MANHATTAN — Nick Martini has come to feel at ease in the batter's box. Regardless of the situation or the count, there's no place he'd rather be.
Before every plate appearance, the Kansas State center fielder taps the back edges of home plate with his bat, and waits.
Thanks to his patience, Martini usually ends up exactly where he wants to be — on base. And thanks to a two-hit game against Chicago State on Wednesday, he improved his Big 12-leading batting average to .441.
"That's what he does," said K-State baseball coach Brad Hill. "He's one of the most mature kids I've seen for his age in 23 years of coaching. His knowledge of the strike zone is tremendous. You never see him swinging at bad pitches, and the few times he does you know exactly when he's losing focus or trying to get big."
Considering the many situations that arise during a long baseball season, few would blame Martini for breaking routine every once in a while and swinging for the fences.
But that's not Martini's style. A year ago, Martini struck out 41 times because of lapses like that and vowed never to do so again. As a sophomore, he switched to focusing on singles and walks.
"Last year I really chased some bad balls," Martini said. "I didn't know my strengths. On certain pitches I'd swing and get jammed. I knew I could hit better. This year I only swing at pitches I can hit."
For that reason, Martini is putting together a breakthrough season. Through 39 games he also has 42 RBIs, two home runs and only 12 strikeouts.
If the season ended today, he would win the Big 12 batting title by a wide margin over Missouri's Aaron Senne, who is hitting .421. He would trail only former Kansas City Royal Ken Harvey's mark of .478 set in 1999 while with Nebraska on the Big 12 career list.

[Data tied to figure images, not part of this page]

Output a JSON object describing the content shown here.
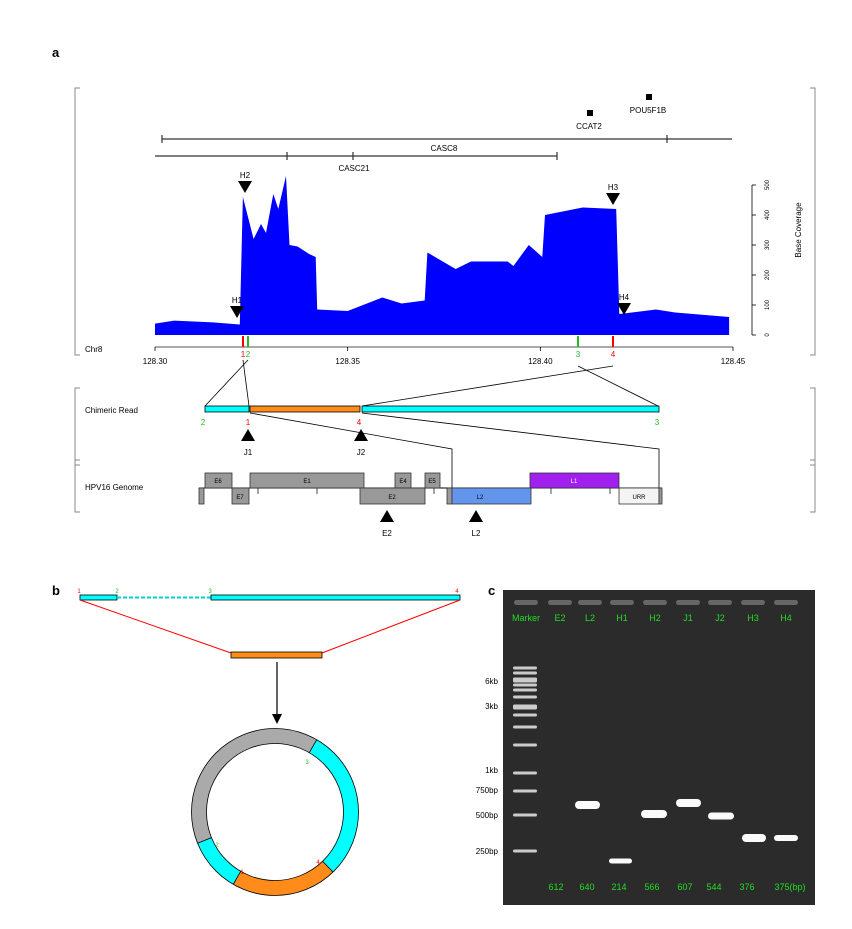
{
  "panels": {
    "a": "a",
    "b": "b",
    "c": "c"
  },
  "genes": {
    "pou5f1b": "POU5F1B",
    "ccat2": "CCAT2",
    "casc8": "CASC8",
    "casc21": "CASC21"
  },
  "chart_data": {
    "type": "area",
    "ylabel": "Base Coverage",
    "xlabel_track": "Chr8",
    "xlim": [
      128.3,
      128.45
    ],
    "ylim": [
      0,
      500
    ],
    "x_ticks": [
      "128.30",
      "128.35",
      "128.40",
      "128.45"
    ],
    "y_ticks": [
      "0",
      "100",
      "200",
      "300",
      "400",
      "500"
    ],
    "color": "#0000ff",
    "coverage": [
      [
        128.3,
        38
      ],
      [
        128.305,
        48
      ],
      [
        128.315,
        42
      ],
      [
        128.322,
        35
      ],
      [
        128.3228,
        460
      ],
      [
        128.3256,
        320
      ],
      [
        128.3275,
        370
      ],
      [
        128.3288,
        340
      ],
      [
        128.3307,
        470
      ],
      [
        128.332,
        420
      ],
      [
        128.334,
        530
      ],
      [
        128.3349,
        300
      ],
      [
        128.337,
        295
      ],
      [
        128.34,
        270
      ],
      [
        128.3417,
        260
      ],
      [
        128.3421,
        85
      ],
      [
        128.35,
        80
      ],
      [
        128.359,
        125
      ],
      [
        128.364,
        105
      ],
      [
        128.37,
        115
      ],
      [
        128.3707,
        275
      ],
      [
        128.378,
        220
      ],
      [
        128.382,
        245
      ],
      [
        128.3915,
        245
      ],
      [
        128.393,
        230
      ],
      [
        128.397,
        300
      ],
      [
        128.4005,
        260
      ],
      [
        128.4012,
        400
      ],
      [
        128.411,
        425
      ],
      [
        128.4197,
        420
      ],
      [
        128.4205,
        70
      ],
      [
        128.43,
        85
      ],
      [
        128.435,
        75
      ],
      [
        128.449,
        60
      ]
    ],
    "hotspots": [
      {
        "label": "H1",
        "pos": 128.321
      },
      {
        "label": "H2",
        "pos": 128.3225
      },
      {
        "label": "H3",
        "pos": 128.4185
      },
      {
        "label": "H4",
        "pos": 128.4215
      }
    ],
    "breakpoints": [
      {
        "label": "1",
        "pos": 128.3226,
        "color": "#ff0000"
      },
      {
        "label": "2",
        "pos": 128.324,
        "color": "#22bb22"
      },
      {
        "label": "3",
        "pos": 128.41,
        "color": "#22bb22"
      },
      {
        "label": "4",
        "pos": 128.419,
        "color": "#ff0000"
      }
    ]
  },
  "chimeric": {
    "label": "Chimeric Read",
    "n1": "1",
    "n2": "2",
    "n3": "3",
    "n4": "4",
    "j1": "J1",
    "j2": "J2"
  },
  "hpv": {
    "label": "HPV16 Genome",
    "e6": "E6",
    "e7": "E7",
    "e1": "E1",
    "e2": "E2",
    "e4": "E4",
    "e5": "E5",
    "l1": "L1",
    "l2": "L2",
    "urr": "URR",
    "mark_e2": "E2",
    "mark_l2": "L2"
  },
  "schematic": {
    "n1": "1",
    "n2": "2",
    "n3": "3",
    "n4": "4",
    "c1": "1",
    "c2": "2",
    "c3": "3",
    "c4": "4"
  },
  "gel": {
    "lanes": [
      "Marker",
      "E2",
      "L2",
      "H1",
      "H2",
      "J1",
      "J2",
      "H3",
      "H4"
    ],
    "sizes": [
      "612",
      "640",
      "214",
      "566",
      "607",
      "544",
      "376",
      "375(bp)"
    ],
    "ladder": [
      "6kb",
      "3kb",
      "1kb",
      "750bp",
      "500bp",
      "250bp"
    ]
  },
  "colors": {
    "cyan": "#00ffff",
    "orange": "#ff8c1a",
    "purple": "#a020f0",
    "l2blue": "#6495ed",
    "gray": "#999999",
    "red": "#ff0000",
    "green": "#22bb22"
  }
}
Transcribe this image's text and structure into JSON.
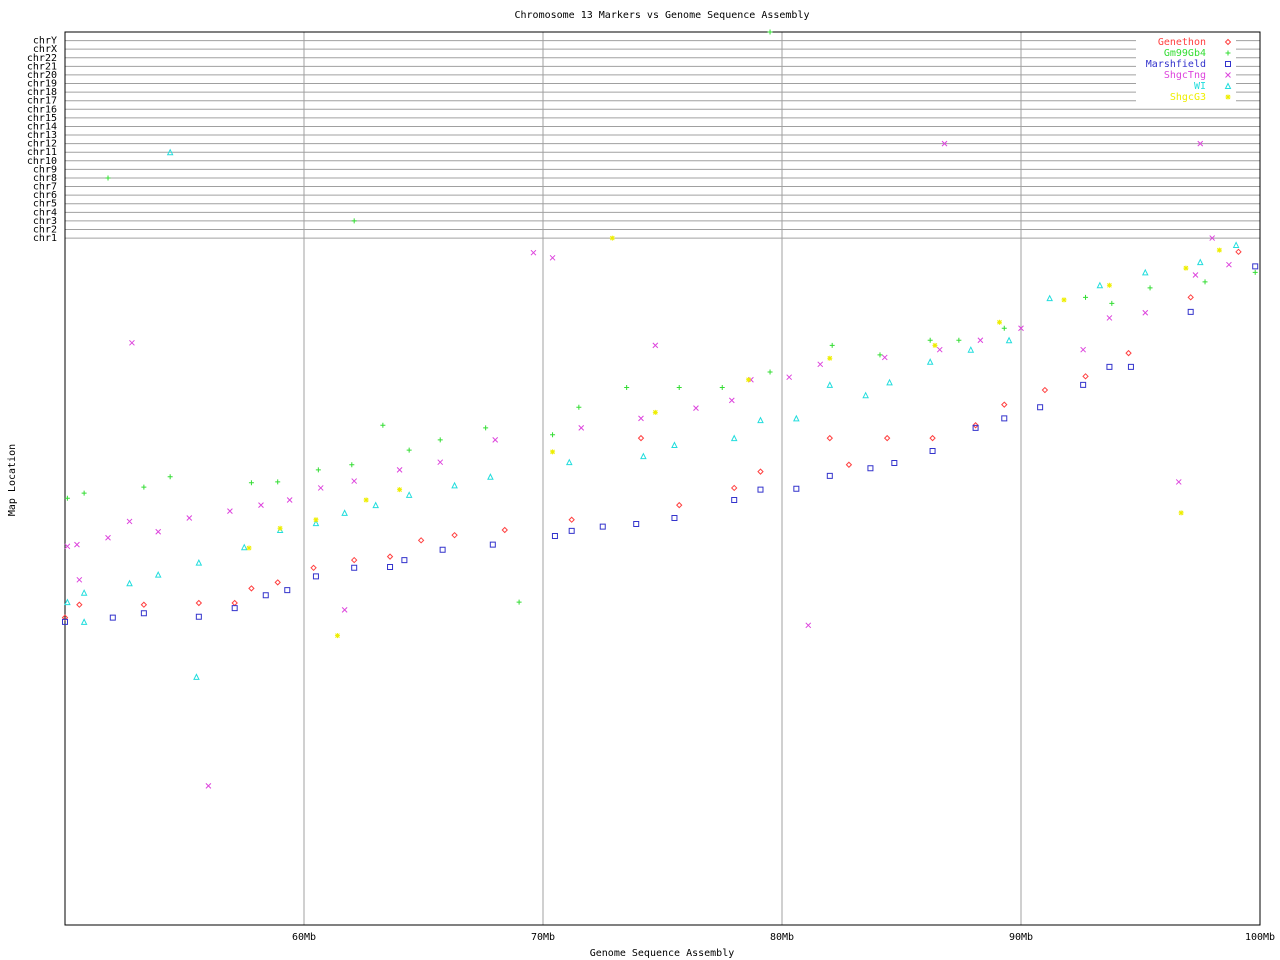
{
  "chart_data": {
    "type": "scatter",
    "title": "Chromosome 13 Markers vs Genome Sequence Assembly",
    "x_label": "Genome Sequence Assembly",
    "y_label": "Map Location",
    "xlim": [
      50,
      100
    ],
    "ylim": [
      0,
      104
    ],
    "xticks": [
      {
        "value": 60,
        "label": "60Mb"
      },
      {
        "value": 70,
        "label": "70Mb"
      },
      {
        "value": 80,
        "label": "80Mb"
      },
      {
        "value": 90,
        "label": "90Mb"
      },
      {
        "value": 100,
        "label": "100Mb"
      }
    ],
    "yticks": [
      {
        "value": 80,
        "label": "chr1"
      },
      {
        "value": 81,
        "label": "chr2"
      },
      {
        "value": 82,
        "label": "chr3"
      },
      {
        "value": 83,
        "label": "chr4"
      },
      {
        "value": 84,
        "label": "chr5"
      },
      {
        "value": 85,
        "label": "chr6"
      },
      {
        "value": 86,
        "label": "chr7"
      },
      {
        "value": 87,
        "label": "chr8"
      },
      {
        "value": 88,
        "label": "chr9"
      },
      {
        "value": 89,
        "label": "chr10"
      },
      {
        "value": 90,
        "label": "chr11"
      },
      {
        "value": 91,
        "label": "chr12"
      },
      {
        "value": 92,
        "label": "chr13"
      },
      {
        "value": 93,
        "label": "chr14"
      },
      {
        "value": 94,
        "label": "chr15"
      },
      {
        "value": 95,
        "label": "chr16"
      },
      {
        "value": 96,
        "label": "chr17"
      },
      {
        "value": 97,
        "label": "chr18"
      },
      {
        "value": 98,
        "label": "chr19"
      },
      {
        "value": 99,
        "label": "chr20"
      },
      {
        "value": 100,
        "label": "chr21"
      },
      {
        "value": 101,
        "label": "chr22"
      },
      {
        "value": 102,
        "label": "chrX"
      },
      {
        "value": 103,
        "label": "chrY"
      }
    ],
    "grid": true,
    "legend": "top-right",
    "series": [
      {
        "name": "Genethon",
        "color": "#ff4040",
        "marker": "diamond",
        "x": [
          50,
          50.6,
          53.3,
          55.6,
          57.1,
          57.8,
          58.9,
          60.4,
          62.1,
          63.6,
          64.9,
          66.3,
          68.4,
          71.2,
          74.1,
          75.7,
          78.0,
          79.1,
          82.0,
          82.8,
          84.4,
          86.3,
          88.1,
          89.3,
          91.0,
          92.7,
          94.5,
          97.1,
          99.1
        ],
        "values": [
          35.8,
          37.3,
          37.3,
          37.5,
          37.5,
          39.2,
          39.9,
          41.6,
          42.5,
          42.9,
          44.8,
          45.4,
          46.0,
          47.2,
          56.7,
          48.9,
          50.9,
          52.8,
          56.7,
          53.6,
          56.7,
          56.7,
          58.2,
          60.6,
          62.3,
          63.9,
          66.6,
          73.1,
          78.4
        ]
      },
      {
        "name": "Gm99Gb4",
        "color": "#33dd33",
        "marker": "plus",
        "x": [
          50.1,
          50.8,
          53.3,
          54.4,
          57.8,
          58.9,
          60.6,
          62.0,
          63.3,
          64.4,
          65.7,
          67.6,
          69.0,
          70.4,
          71.5,
          73.5,
          75.7,
          77.5,
          79.5,
          82.1,
          84.1,
          86.2,
          87.4,
          89.3,
          92.7,
          93.8,
          95.4,
          97.7,
          99.8,
          51.8,
          62.1,
          79.5
        ],
        "values": [
          49.7,
          50.3,
          51.0,
          52.2,
          51.5,
          51.6,
          53.0,
          53.6,
          58.2,
          55.3,
          56.5,
          57.9,
          37.6,
          57.1,
          60.3,
          62.6,
          62.6,
          62.6,
          64.4,
          67.5,
          66.4,
          68.1,
          68.1,
          69.5,
          73.1,
          72.4,
          74.2,
          74.9,
          76.0,
          87,
          82,
          104
        ]
      },
      {
        "name": "Marshfield",
        "color": "#3333cc",
        "marker": "square",
        "x": [
          50.0,
          52.0,
          53.3,
          55.6,
          57.1,
          58.4,
          59.3,
          60.5,
          62.1,
          63.6,
          64.2,
          65.8,
          67.9,
          70.5,
          71.2,
          72.5,
          73.9,
          75.5,
          78.0,
          79.1,
          80.6,
          82.0,
          83.7,
          84.7,
          86.3,
          88.1,
          89.3,
          90.8,
          92.6,
          93.7,
          94.6,
          97.1,
          99.8
        ],
        "values": [
          35.3,
          35.8,
          36.3,
          35.9,
          36.9,
          38.4,
          39.0,
          40.6,
          41.6,
          41.7,
          42.5,
          43.7,
          44.3,
          45.3,
          45.9,
          46.4,
          46.7,
          47.4,
          49.5,
          50.7,
          50.8,
          52.3,
          53.2,
          53.8,
          55.2,
          57.9,
          59.0,
          60.3,
          62.9,
          65.0,
          65.0,
          71.4,
          76.7
        ]
      },
      {
        "name": "ShgcTng",
        "color": "#dd44dd",
        "marker": "cross",
        "x": [
          50.1,
          50.5,
          51.8,
          52.7,
          53.9,
          55.2,
          56.9,
          58.2,
          59.4,
          60.7,
          62.1,
          64.0,
          65.7,
          68.0,
          69.6,
          70.4,
          71.6,
          74.1,
          76.4,
          77.9,
          78.7,
          80.3,
          81.6,
          84.3,
          86.6,
          88.3,
          90.0,
          92.6,
          93.7,
          95.2,
          97.3,
          98.7,
          52.8,
          74.7,
          81.1,
          56.0,
          61.7,
          96.6,
          50.6,
          86.8,
          97.5,
          98.0
        ],
        "values": [
          44.1,
          44.3,
          45.1,
          47.0,
          45.8,
          47.4,
          48.2,
          48.9,
          49.5,
          50.9,
          51.7,
          53.0,
          53.9,
          56.5,
          78.3,
          77.7,
          57.9,
          59.0,
          60.2,
          61.1,
          63.5,
          63.8,
          65.3,
          66.1,
          67.0,
          68.1,
          69.5,
          67.0,
          70.7,
          71.3,
          75.7,
          76.9,
          67.8,
          67.5,
          34.9,
          16.2,
          36.7,
          51.6,
          40.2,
          91,
          91,
          80
        ]
      },
      {
        "name": "WI",
        "color": "#22dddd",
        "marker": "triangle",
        "x": [
          50.1,
          50.8,
          52.7,
          53.9,
          55.6,
          57.5,
          59.0,
          60.5,
          61.7,
          63.0,
          64.4,
          66.3,
          67.8,
          71.1,
          74.2,
          75.5,
          78.0,
          79.1,
          80.6,
          82.0,
          83.5,
          84.5,
          86.2,
          87.9,
          89.5,
          91.2,
          93.3,
          95.2,
          97.5,
          99.0,
          55.5,
          50.8,
          54.4
        ],
        "values": [
          37.6,
          38.7,
          39.8,
          40.8,
          42.2,
          44.0,
          46.0,
          46.8,
          48.0,
          48.9,
          50.1,
          51.2,
          52.2,
          53.9,
          54.6,
          55.9,
          56.7,
          58.8,
          59.0,
          62.9,
          61.7,
          63.2,
          65.6,
          67.0,
          68.1,
          73.0,
          74.5,
          76.0,
          77.2,
          79.2,
          28.9,
          35.3,
          90
        ]
      },
      {
        "name": "ShgcG3",
        "color": "#eeee00",
        "marker": "star",
        "x": [
          57.7,
          59.0,
          60.5,
          62.6,
          64.0,
          70.4,
          74.7,
          78.6,
          82.0,
          86.4,
          89.1,
          91.8,
          93.7,
          96.9,
          98.3,
          61.4,
          96.7,
          72.9
        ],
        "values": [
          43.9,
          46.2,
          47.2,
          49.5,
          50.7,
          55.1,
          59.7,
          63.5,
          66.0,
          67.5,
          70.2,
          72.8,
          74.5,
          76.5,
          78.6,
          33.7,
          48.0,
          80
        ]
      }
    ]
  }
}
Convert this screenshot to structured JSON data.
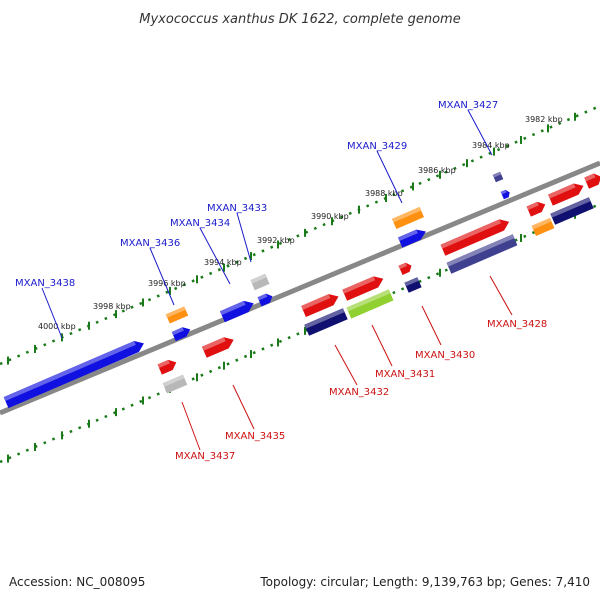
{
  "title": "Myxococcus xanthus DK 1622, complete genome",
  "footer": {
    "accession": "Accession: NC_008095",
    "topology": "Topology: circular; Length: 9,139,763 bp; Genes: 7,410"
  },
  "scale_labels": [
    "4000 kbp",
    "3998 kbp",
    "3996 kbp",
    "3994 kbp",
    "3992 kbp",
    "3990 kbp",
    "3988 kbp",
    "3986 kbp",
    "3984 kbp",
    "3982 kbp"
  ],
  "genes_forward": [
    "MXAN_3438",
    "MXAN_3436",
    "MXAN_3434",
    "MXAN_3433",
    "MXAN_3429",
    "MXAN_3427"
  ],
  "genes_reverse": [
    "MXAN_3437",
    "MXAN_3435",
    "MXAN_3432",
    "MXAN_3431",
    "MXAN_3430",
    "MXAN_3428"
  ],
  "colors": {
    "forward_label": "#1a1acc",
    "reverse_label": "#cc1111",
    "backbone": "#888888",
    "scale_dots": "#1a7a1a",
    "blue": "#1010e0",
    "red": "#e01010",
    "orange": "#ff9010",
    "navy": "#101070",
    "slate": "#404090",
    "gray": "#b8b8b8",
    "lime": "#90d030"
  }
}
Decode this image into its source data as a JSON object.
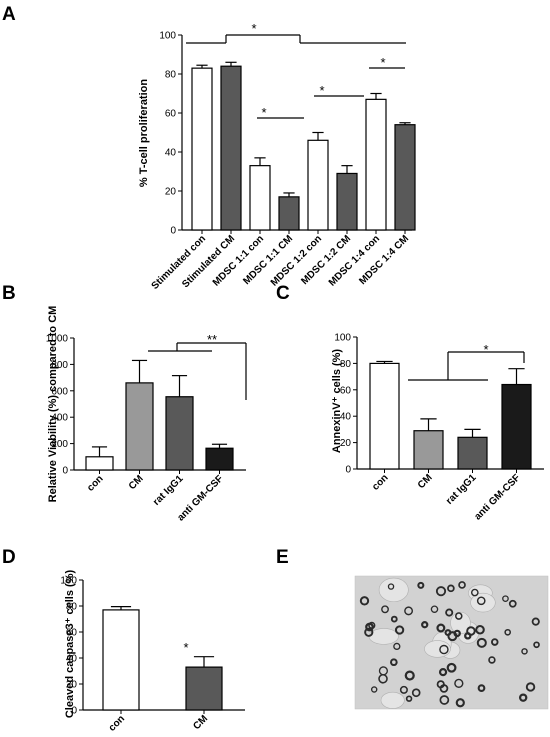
{
  "chart_data": [
    {
      "panel": "A",
      "type": "bar",
      "ylabel": "% T-cell proliferation",
      "ylim": [
        0,
        100
      ],
      "yticks": [
        "0",
        "20",
        "40",
        "60",
        "80",
        "100"
      ],
      "categories": [
        "Stimulated con",
        "Stimulated CM",
        "MDSC 1:1 con",
        "MDSC 1:1 CM",
        "MDSC 1:2 con",
        "MDSC 1:2 CM",
        "MDSC 1:4 con",
        "MDSC 1:4 CM"
      ],
      "values": [
        83,
        84,
        33,
        17,
        46,
        29,
        67,
        54
      ],
      "errors": [
        1.5,
        2,
        4,
        2,
        4,
        4,
        3,
        1
      ],
      "fills": [
        "#ffffff",
        "#595959",
        "#ffffff",
        "#595959",
        "#ffffff",
        "#595959",
        "#ffffff",
        "#595959"
      ],
      "significance": [
        "*",
        "*",
        "*",
        "*"
      ]
    },
    {
      "panel": "B",
      "type": "bar",
      "ylabel": "Relative Viability (%) compared to CM",
      "ylim": [
        0,
        1000
      ],
      "yticks": [
        "0",
        "200",
        "400",
        "600",
        "800",
        "1000"
      ],
      "categories": [
        "con",
        "CM",
        "rat IgG1",
        "anti GM-CSF"
      ],
      "values": [
        100,
        660,
        555,
        165
      ],
      "errors": [
        75,
        170,
        160,
        30
      ],
      "fills": [
        "#ffffff",
        "#999999",
        "#595959",
        "#1a1a1a"
      ],
      "significance": [
        "**"
      ]
    },
    {
      "panel": "C",
      "type": "bar",
      "ylabel": "AnnexinV⁺ cells (%)",
      "ylim": [
        0,
        100
      ],
      "yticks": [
        "0",
        "20",
        "40",
        "60",
        "80",
        "100"
      ],
      "categories": [
        "con",
        "CM",
        "rat IgG1",
        "anti GM-CSF"
      ],
      "values": [
        80,
        29,
        24,
        64
      ],
      "errors": [
        1.5,
        9,
        6,
        12
      ],
      "fills": [
        "#ffffff",
        "#999999",
        "#595959",
        "#1a1a1a"
      ],
      "significance": [
        "*"
      ]
    },
    {
      "panel": "D",
      "type": "bar",
      "ylabel": "Cleaved caspase3⁺ cells (%)",
      "ylim": [
        0,
        100
      ],
      "yticks": [
        "0",
        "20",
        "40",
        "60",
        "80",
        "100"
      ],
      "categories": [
        "con",
        "CM"
      ],
      "values": [
        77,
        33
      ],
      "errors": [
        2.5,
        8
      ],
      "fills": [
        "#ffffff",
        "#595959"
      ],
      "significance": [
        "*"
      ]
    }
  ],
  "panel_labels": [
    "A",
    "B",
    "C",
    "D",
    "E"
  ]
}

Martini smiles when talking about those possibilities.
"They make me feel pretty good," he said. "They make me go into games with confidence, knowing that whoever we're playing I can hit 'em pretty well."
Perhaps the most impressive aspect of Martini's game, though, is the way he built those numbers. Not only has he wracked up hits, he has done so in the most consistent way possible. Earlier this season he had a 26-game hitting streak. It ended with a 0-for-3 outing against BYU, but he has since built a nine-game hitting streak with eight of them being multi-hit games.
"He hasn't cooled off," Hill said. "You always see a guy go through a weekend where he goes 1 for 14 or something, but that doesn't happen with him. He's always hitting."
It all goes back to Martini's patient mindset. Rarely does he even lunge at pitches that are balls.
Not many 19-year-olds show that type of restraint, but Martini's father, Scott, says he learned that ability quickly after picking up a glove.
"That's something he's had since he was about four," Scott said. "He's always known what a ball and a strike is. He makes you make a pitch to beat him. He's never going to get himself out. He's that patient."
While that's true now more than ever, he has always shown a knack for getting on base. Growing up in the Chicago area, he was one of the top high school hitters around and won the state hitting crown with a .545 average as a sophomore. As a senior, he helped his team win a state championship.
"He just always wants to hit," Scott Martini said. "It's what he loves to do."
He was recruited by Creighton, Arizona State, Arizona, Illinois and South Carolina, but ultimately chose K-State because he liked Hill and grew up admiring the Big 12 as the best league in college baseball, a league he now leads in hitting.